Dr. YK Hamied: Indian pharma players today that include Cipla looking at bio-similar products in the next 2-3-4 years, they will be launched worldwide. The question is regulatory, how do you show bio-similarity and that is a very very big issue and the people today, the regulatory authorities particularly in US, Europe are not yet 100% ready with the rules and regulations to show bio-similarity. What the Chinese do and what we Indians are also doing is that you do clinical trials in your product.

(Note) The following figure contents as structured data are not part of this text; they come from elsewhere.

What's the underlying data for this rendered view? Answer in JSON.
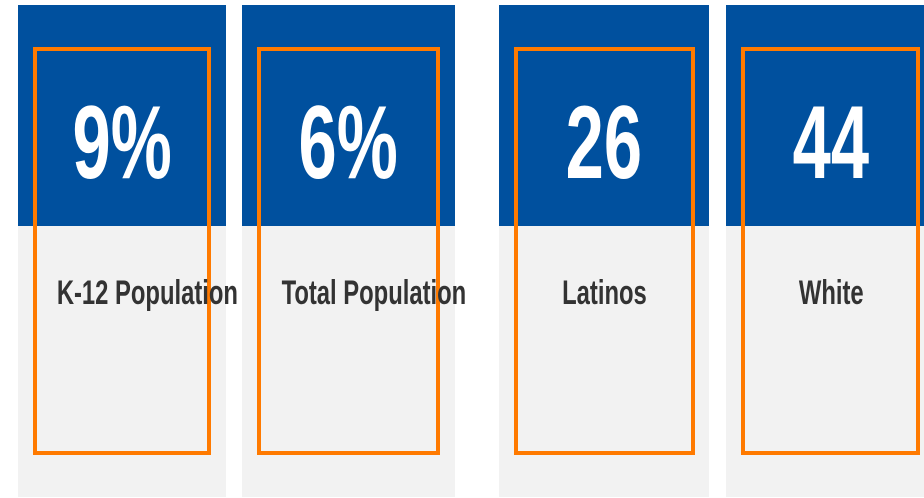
{
  "cards": [
    {
      "value": "9%",
      "label": "K-12 Population"
    },
    {
      "value": "6%",
      "label": "Total Population"
    },
    {
      "value": "26",
      "label": "Latinos"
    },
    {
      "value": "44",
      "label": "White"
    }
  ]
}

So instead of calling the products bio-similars, the Indians are going to coin the word ‘biobetters’. Our product in clinical trials is showing efficacy equal to or better than the original biotech product. Please understand that that biotech product originator was done 5-10 years ago and once you put in a permission for a biotech product, you cannot change the method of manufacture. So will the developments that we are doing or India is doing, some of the biotech products from Indian companies will be what I classify as biobetters and not bio-similars.

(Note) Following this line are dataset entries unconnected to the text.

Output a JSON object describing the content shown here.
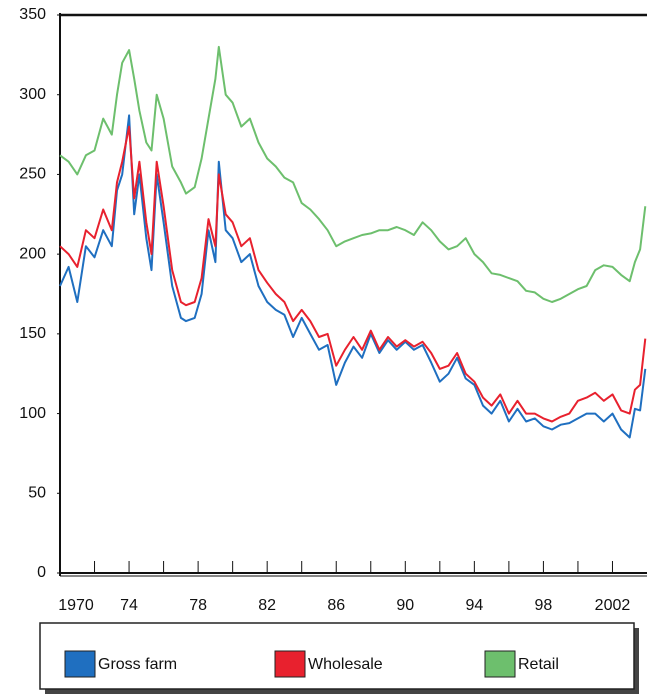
{
  "chart_data": {
    "type": "line",
    "x": [
      1970,
      1970.5,
      1971,
      1971.5,
      1972,
      1972.5,
      1973,
      1973.3,
      1973.6,
      1974,
      1974.3,
      1974.6,
      1975,
      1975.3,
      1975.6,
      1976,
      1976.5,
      1977,
      1977.3,
      1977.8,
      1978.2,
      1978.6,
      1979,
      1979.2,
      1979.6,
      1980,
      1980.5,
      1981,
      1981.5,
      1982,
      1982.5,
      1983,
      1983.5,
      1984,
      1984.5,
      1985,
      1985.5,
      1986,
      1986.5,
      1987,
      1987.5,
      1988,
      1988.5,
      1989,
      1989.5,
      1990,
      1990.5,
      1991,
      1991.5,
      1992,
      1992.5,
      1993,
      1993.5,
      1994,
      1994.5,
      1995,
      1995.5,
      1996,
      1996.5,
      1997,
      1997.5,
      1998,
      1998.5,
      1999,
      1999.5,
      2000,
      2000.5,
      2001,
      2001.5,
      2002,
      2002.5,
      2003,
      2003.3,
      2003.6,
      2003.9
    ],
    "series": [
      {
        "name": "Gross farm",
        "color": "#1f6fc0",
        "values": [
          180,
          192,
          170,
          205,
          198,
          215,
          205,
          240,
          250,
          287,
          225,
          250,
          210,
          190,
          250,
          220,
          180,
          160,
          158,
          160,
          175,
          215,
          195,
          258,
          215,
          210,
          195,
          200,
          180,
          170,
          165,
          162,
          148,
          160,
          150,
          140,
          143,
          118,
          132,
          142,
          135,
          150,
          138,
          146,
          140,
          145,
          140,
          143,
          132,
          120,
          125,
          135,
          122,
          118,
          105,
          100,
          108,
          95,
          103,
          95,
          97,
          92,
          90,
          93,
          94,
          97,
          100,
          100,
          95,
          100,
          90,
          85,
          103,
          102,
          128
        ]
      },
      {
        "name": "Wholesale",
        "color": "#e8212e",
        "values": [
          205,
          200,
          192,
          215,
          210,
          228,
          215,
          245,
          258,
          280,
          235,
          258,
          220,
          200,
          258,
          230,
          190,
          170,
          168,
          170,
          185,
          222,
          205,
          250,
          225,
          220,
          205,
          210,
          190,
          182,
          175,
          170,
          158,
          165,
          158,
          148,
          150,
          130,
          140,
          148,
          140,
          152,
          140,
          148,
          142,
          146,
          142,
          145,
          138,
          128,
          130,
          138,
          125,
          120,
          110,
          105,
          112,
          100,
          108,
          100,
          100,
          97,
          95,
          98,
          100,
          108,
          110,
          113,
          108,
          112,
          102,
          100,
          115,
          118,
          147
        ]
      },
      {
        "name": "Retail",
        "color": "#6dbf6d",
        "values": [
          262,
          258,
          250,
          262,
          265,
          285,
          275,
          300,
          320,
          328,
          310,
          290,
          270,
          265,
          300,
          285,
          255,
          245,
          238,
          242,
          260,
          285,
          310,
          330,
          300,
          295,
          280,
          285,
          270,
          260,
          255,
          248,
          245,
          232,
          228,
          222,
          215,
          205,
          208,
          210,
          212,
          213,
          215,
          215,
          217,
          215,
          212,
          220,
          215,
          208,
          203,
          205,
          210,
          200,
          195,
          188,
          187,
          185,
          183,
          177,
          176,
          172,
          170,
          172,
          175,
          178,
          180,
          190,
          193,
          192,
          187,
          183,
          195,
          203,
          230
        ]
      }
    ],
    "xlim": [
      1970,
      2004
    ],
    "xticks": [
      1970,
      {
        "value": 1974,
        "label": "74"
      },
      {
        "value": 1978,
        "label": "78"
      },
      {
        "value": 1982,
        "label": "82"
      },
      {
        "value": 1986,
        "label": "86"
      },
      {
        "value": 1990,
        "label": "90"
      },
      {
        "value": 1994,
        "label": "94"
      },
      {
        "value": 1998,
        "label": "98"
      },
      2002
    ],
    "xminorticks": [
      1972,
      1976,
      1980,
      1984,
      1988,
      1992,
      1996,
      2000
    ],
    "ylim": [
      0,
      350
    ],
    "yticks": [
      0,
      50,
      100,
      150,
      200,
      250,
      300,
      350
    ],
    "grid": false
  }
}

Just want to get back to the point that you were making earlier as to how you foresee heightened M&A activity in the pharma space both in terms of emerging markets players being eyed by the developed world or vice versa. While you have already denied stake sale plans but are there any such joint ventures or partnerships in the offing for Cipla?
So what kind of partnerships are you looking at?
Dr. YK Hamied: Partnerships that are marketing partnerships, manufacturing partnerships that we manufacture sophisticated products in the anticancer line for the regulated markets. We manufacture sophisticated anti-AIDS drugs for Africa. We manufacture respiratory products for Russia. So it is country designated as also product and group product designated. Pharma is not one item or one product, it is a multitude of products. For example in Cipla’s range today, we have approximately 2000 different products formulations in India for example. So it is a very difficult to specify what we will do or cannot do but the whole area of partnerships is there which today more and more companies are looking at. 5-10 years ago, this was not the case but today, it definitely is.
Let me ask you a question which is of immense market curiosity. Is the succession plan for Cipla in place?
Dr. YK Hamied: In answered this on TV a few years ago. I do not know what you mean by succession. The last time this was raised, I said why you are killing me off. We in Cipla, I have said time and time again, we in Cipla and the size of Cipla, we work here as a team. It is a team effort, team decisions, everything is a team. So if one member of the team is not there, that does not mean that the team would not continue. You see a football match. A person is sent off, the team still manages with 10 out of 11. The same we are seeing on the cricket grounds. So our approach to business and the development of Cipla over the years has been a team effort and by the grace of God, the Cipla team which is in place today is a very strong and hardworking, honest reliable team and let’s keep it with that.
When one member of the team retires, the team often gets a replacement...
Are you saying it is not going to be one of the existing team members at Cipla and an outsider?
Dr. YK Hamied: That is not a fair question to ask, so let’s leave it at that. Again I repeat that we are working as a team. One question I would like to answer for you is that India must consider as a country what they want in healthcare in the next 5 or 10 years because with the current intellectual property rights that prevail, we are going to see in India more and more monopoly by the multinational companies of drugs which definitely will lead to higher prices etc. That somehow has to be controlled by the government and the intellectual property rights have to be again closely looked at.
In particular what I have realised time and time and time again is that India requires a very pragmatic compulsory licensing policy and the government should work on this so that Indians are not denied drugs and that access to medicines, which to me is a human right, should see any restrictions and no monopoly in availability of medicines particularly in India where the population is estimated to reach 1.65 billion by 2050.